Uniregistry’s new TLD launch plans are different from the others

Uniregistry plans a more inclusive sunrise, no landrush, and simpler pricing.

UniregistryFrank Schilling’s Uniregistry is taking a very different approach to launching its domain names than most other registries.

Rather than squeeze out every last drop of revenue possible from launch phases, it’s doing what it can to push its domains into the hands of registrants. That’s according to launch documents it has filed with ICANN as well as public statements Frank Schilling has made.


Uniregistry has expanded its sunrise to cover more than just the domain names mandated by ICANN.

The ICANN rules only apply to what’s left of the dot. Under general policies if you have a trademark on “Merry Christmas” you can make a sunrise claim on MerryChristmas.Christmas but not Merry.Christmas.

Uniregistry is expanding this to offer “spanning the dot” trademark claims. In the above example, the trademark holder could make a sunrise claim for Merry.Christmas.


What landrush?

Landrush is the time that most registries try to squeeze extra revenue out of domain names. Sandwiched between sunrise and general availability, costs are typically high. Multiple requests for the same domain might go to auction. There has been some “innovation” in this space for new TLDs. Donuts, for example, has a short “Early Access Program.” But the idea behind all of these is similar: get more money for domains from those who want them early.

Uniregistry is skipping this and going straight to general availability.

General Availability

Many registries are holding back premium domain names to sell for high prices. Others are introducing variable pricing that means any good domain name will cost much more than the (now standard) $25-$50 prices.

Based on comments Frank Schilling made during his keynote at NamesCon, this doesn’t seem to be the case for Uniregistry domain names. The registry will hold some domains back, but not with the intention of selling them to the highest bidder later.

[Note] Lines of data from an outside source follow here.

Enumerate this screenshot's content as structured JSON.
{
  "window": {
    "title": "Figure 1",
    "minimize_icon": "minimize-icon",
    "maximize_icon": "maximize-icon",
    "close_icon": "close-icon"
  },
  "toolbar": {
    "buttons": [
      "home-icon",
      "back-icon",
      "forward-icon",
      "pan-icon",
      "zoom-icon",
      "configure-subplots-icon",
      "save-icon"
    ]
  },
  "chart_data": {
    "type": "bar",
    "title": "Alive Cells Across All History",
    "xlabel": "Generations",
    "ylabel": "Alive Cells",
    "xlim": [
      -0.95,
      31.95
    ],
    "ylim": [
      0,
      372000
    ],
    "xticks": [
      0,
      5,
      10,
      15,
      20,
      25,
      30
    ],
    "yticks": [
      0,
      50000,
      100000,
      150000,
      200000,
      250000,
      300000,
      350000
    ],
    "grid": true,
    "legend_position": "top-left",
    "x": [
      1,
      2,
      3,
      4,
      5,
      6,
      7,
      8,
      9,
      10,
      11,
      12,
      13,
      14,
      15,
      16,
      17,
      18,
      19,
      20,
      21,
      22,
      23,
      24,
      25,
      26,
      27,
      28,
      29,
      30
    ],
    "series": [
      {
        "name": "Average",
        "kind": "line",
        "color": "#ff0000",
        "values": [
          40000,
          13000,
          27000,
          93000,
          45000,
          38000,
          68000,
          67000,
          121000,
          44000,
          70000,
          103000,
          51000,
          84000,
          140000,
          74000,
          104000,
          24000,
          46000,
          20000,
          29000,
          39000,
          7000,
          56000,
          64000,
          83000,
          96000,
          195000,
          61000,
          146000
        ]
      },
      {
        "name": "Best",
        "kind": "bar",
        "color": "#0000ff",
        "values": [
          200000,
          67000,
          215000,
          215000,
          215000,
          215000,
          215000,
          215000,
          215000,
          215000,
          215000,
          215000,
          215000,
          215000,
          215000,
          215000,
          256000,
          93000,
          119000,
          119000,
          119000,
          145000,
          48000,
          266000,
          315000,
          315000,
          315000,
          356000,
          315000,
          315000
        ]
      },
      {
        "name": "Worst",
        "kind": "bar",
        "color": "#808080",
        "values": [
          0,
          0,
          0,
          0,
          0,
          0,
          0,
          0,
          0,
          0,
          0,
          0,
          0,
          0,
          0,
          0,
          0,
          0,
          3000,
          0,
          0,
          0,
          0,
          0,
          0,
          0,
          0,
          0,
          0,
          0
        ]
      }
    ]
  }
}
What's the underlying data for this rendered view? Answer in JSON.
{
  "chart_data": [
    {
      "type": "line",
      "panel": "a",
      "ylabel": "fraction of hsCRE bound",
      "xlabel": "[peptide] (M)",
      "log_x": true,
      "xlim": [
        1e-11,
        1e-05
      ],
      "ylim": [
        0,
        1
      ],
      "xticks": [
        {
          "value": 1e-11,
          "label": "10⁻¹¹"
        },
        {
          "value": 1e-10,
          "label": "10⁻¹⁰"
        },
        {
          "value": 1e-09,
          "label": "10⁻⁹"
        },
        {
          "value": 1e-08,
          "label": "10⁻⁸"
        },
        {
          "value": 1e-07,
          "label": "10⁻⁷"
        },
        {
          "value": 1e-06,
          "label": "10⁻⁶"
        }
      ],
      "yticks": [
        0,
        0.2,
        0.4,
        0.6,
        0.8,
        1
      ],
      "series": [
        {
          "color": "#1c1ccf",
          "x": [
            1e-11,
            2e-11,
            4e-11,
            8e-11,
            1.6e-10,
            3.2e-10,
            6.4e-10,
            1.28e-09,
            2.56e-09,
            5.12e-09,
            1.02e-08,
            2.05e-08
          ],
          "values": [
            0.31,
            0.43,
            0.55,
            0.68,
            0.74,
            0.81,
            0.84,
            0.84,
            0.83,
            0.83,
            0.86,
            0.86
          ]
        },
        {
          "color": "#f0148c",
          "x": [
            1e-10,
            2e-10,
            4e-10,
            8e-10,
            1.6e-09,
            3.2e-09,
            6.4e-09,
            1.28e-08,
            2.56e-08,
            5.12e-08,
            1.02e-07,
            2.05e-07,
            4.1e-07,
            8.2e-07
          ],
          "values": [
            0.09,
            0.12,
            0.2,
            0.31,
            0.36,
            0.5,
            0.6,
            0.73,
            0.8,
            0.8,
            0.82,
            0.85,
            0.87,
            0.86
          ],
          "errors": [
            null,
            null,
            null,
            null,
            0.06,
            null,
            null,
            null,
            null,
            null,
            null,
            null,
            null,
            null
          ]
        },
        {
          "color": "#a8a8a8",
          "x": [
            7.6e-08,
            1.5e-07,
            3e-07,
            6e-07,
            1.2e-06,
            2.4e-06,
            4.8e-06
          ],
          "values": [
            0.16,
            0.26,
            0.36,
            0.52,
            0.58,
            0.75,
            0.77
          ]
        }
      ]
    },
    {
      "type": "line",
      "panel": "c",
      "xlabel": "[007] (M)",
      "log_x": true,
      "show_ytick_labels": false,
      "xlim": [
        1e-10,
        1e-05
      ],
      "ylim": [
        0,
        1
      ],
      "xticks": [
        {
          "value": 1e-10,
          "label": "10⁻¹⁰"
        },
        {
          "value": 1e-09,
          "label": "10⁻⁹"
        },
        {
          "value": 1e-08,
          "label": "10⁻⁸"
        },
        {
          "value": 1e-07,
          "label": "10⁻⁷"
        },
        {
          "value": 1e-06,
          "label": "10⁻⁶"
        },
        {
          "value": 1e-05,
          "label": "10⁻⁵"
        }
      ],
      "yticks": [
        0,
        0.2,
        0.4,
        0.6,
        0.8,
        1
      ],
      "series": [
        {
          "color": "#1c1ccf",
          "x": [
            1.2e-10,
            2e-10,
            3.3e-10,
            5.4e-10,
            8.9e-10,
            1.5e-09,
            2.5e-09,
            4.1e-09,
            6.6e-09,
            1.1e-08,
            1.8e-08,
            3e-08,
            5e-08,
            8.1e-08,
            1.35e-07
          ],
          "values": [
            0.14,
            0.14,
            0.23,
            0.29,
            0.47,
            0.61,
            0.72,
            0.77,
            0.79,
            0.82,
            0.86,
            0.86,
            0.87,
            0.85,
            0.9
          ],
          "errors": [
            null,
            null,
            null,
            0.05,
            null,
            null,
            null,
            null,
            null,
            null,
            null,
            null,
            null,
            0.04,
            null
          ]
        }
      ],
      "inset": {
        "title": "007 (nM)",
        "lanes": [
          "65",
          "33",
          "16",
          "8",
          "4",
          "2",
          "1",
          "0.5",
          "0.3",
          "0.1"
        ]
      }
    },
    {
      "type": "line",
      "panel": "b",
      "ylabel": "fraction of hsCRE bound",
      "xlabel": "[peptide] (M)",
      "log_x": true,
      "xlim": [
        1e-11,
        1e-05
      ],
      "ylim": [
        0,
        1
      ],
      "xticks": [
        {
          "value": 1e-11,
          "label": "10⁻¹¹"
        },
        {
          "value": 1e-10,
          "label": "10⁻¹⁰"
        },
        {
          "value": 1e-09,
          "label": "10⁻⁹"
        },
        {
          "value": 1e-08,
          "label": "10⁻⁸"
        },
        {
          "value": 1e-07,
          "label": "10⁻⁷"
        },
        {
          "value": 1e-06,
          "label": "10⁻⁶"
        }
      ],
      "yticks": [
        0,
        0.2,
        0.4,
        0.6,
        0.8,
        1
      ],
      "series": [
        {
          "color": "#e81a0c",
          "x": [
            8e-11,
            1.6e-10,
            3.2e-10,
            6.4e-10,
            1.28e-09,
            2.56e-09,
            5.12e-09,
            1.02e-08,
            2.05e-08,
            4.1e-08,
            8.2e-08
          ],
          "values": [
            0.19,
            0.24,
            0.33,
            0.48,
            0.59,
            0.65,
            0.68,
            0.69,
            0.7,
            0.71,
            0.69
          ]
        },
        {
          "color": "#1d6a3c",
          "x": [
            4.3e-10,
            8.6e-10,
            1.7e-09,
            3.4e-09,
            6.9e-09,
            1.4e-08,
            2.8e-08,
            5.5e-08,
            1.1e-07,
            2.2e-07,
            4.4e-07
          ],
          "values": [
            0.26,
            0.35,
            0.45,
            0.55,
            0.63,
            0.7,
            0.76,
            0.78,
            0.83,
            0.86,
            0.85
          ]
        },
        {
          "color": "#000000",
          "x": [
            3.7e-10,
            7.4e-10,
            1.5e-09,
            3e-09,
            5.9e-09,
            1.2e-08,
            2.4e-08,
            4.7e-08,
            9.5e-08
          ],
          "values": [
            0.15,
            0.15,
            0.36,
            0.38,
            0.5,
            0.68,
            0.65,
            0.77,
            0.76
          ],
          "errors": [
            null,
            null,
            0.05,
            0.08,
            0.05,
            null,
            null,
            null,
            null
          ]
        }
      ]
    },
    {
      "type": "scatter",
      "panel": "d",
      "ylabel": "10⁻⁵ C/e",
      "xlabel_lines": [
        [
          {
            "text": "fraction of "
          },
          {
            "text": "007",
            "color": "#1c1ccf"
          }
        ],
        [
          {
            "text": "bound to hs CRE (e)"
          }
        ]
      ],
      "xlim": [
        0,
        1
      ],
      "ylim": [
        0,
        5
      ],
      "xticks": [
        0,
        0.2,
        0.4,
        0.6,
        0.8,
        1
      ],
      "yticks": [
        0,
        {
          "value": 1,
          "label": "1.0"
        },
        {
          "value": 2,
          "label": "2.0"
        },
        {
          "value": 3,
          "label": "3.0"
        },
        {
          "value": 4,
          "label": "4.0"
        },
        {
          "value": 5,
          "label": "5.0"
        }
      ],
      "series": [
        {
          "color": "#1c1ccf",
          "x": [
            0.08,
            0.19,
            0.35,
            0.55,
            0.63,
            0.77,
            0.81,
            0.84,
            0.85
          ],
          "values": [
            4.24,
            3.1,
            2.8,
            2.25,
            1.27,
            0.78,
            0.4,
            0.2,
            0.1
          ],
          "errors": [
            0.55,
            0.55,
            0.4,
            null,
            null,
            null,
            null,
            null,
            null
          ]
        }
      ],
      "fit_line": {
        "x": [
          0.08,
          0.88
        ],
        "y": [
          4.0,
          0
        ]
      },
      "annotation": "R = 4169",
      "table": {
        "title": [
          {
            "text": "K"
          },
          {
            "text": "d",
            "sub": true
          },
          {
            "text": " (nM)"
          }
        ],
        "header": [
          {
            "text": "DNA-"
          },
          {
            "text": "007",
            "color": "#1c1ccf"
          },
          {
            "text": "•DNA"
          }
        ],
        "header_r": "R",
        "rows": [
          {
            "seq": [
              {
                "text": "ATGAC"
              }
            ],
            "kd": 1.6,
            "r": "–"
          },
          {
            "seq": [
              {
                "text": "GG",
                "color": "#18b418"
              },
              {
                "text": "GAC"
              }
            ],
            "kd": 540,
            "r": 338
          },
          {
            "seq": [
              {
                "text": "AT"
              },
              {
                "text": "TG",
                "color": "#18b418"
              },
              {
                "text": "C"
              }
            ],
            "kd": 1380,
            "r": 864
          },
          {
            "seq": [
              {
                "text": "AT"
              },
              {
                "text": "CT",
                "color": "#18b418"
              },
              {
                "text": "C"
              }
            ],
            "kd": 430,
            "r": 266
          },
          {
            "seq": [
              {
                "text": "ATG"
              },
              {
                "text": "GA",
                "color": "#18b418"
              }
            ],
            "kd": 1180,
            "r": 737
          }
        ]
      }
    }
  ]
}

Instead, almost all domain names will be available on a first-come, first-served basis at regular prices.

This is why Uniregistry’s domain names will be more appealing to domain investors. There will be more potential for margin in flipping the domain names.

It’s also why I think Top Level Domain Holdings will end up speculating in a lot of Uniregistry’s domain names.

TLDH plans to apply its own premium name pricing calculations to other registries’ domains and acquire ones that it thinks the registries have underpriced. With Uniregistry’s even pricing model, that will likely apply to a lot of its domain names.


  1. says

    There’s this from their applications:

    “At launch, Uniregistry intends to implement randomized and equitable rate-limited registration queues to both handle the load at the registry and also ensure that registrants and their registrars have equal opportunities to register their preferred domain names. Uniregistryʹs business model also does not assume or rely upon reservation and sale of ʺpremium namesʺ or other forms of domain speculation.”

    A common theme in Frank’s advice to investors on Ricksblog and other venues is “get good names at initial registration cost”. This would be consistent with his launch model.

    Investors looking at getting involved with New gTLDs should be paying attention to Uniregistry launches in particular and putting some lists together. If TLDH or others plans on buying up premium names at launch, you’ll want to be in the queue when the floodgates open. One connection to the registry for each request is all each registrar gets. So, if there is a name you particularly want, it would be a good idea to pre-reg at multiple registrars to maximize likelihood of success. Most pre-regs and fees are fully refundable.

    Maybe this is Frank’s way of giving back to the investor spirit that brought him so much success. Get ready for the Frank Schilling Uniregistry Goldrush.

        • says

          I know that Donuts is doing tiered pricing, which means that it is “holding back domains” for higher prices. For example, if the following domains were still available and you tried to register them, you’d likely see different registration prices: mountain.bike, austinrepairshop.bike, and red.bike.

  2. Yellow says

    Nah, I don’t see any takers. For the most part, I find all of the new gtlds so incredibly stupid that I think only fools will rush in. I do not see this concept taking off.

  3. says

    “Many registries are holding back premium domain names to sell for high prices. … [Uniregistry] will hold some domains back, but not with the intention of selling them to the highest bidder later.”

    So may I ask, if NOT to “sell for high prices”, then what is Uniregistry’s intention for holding back premium domain names?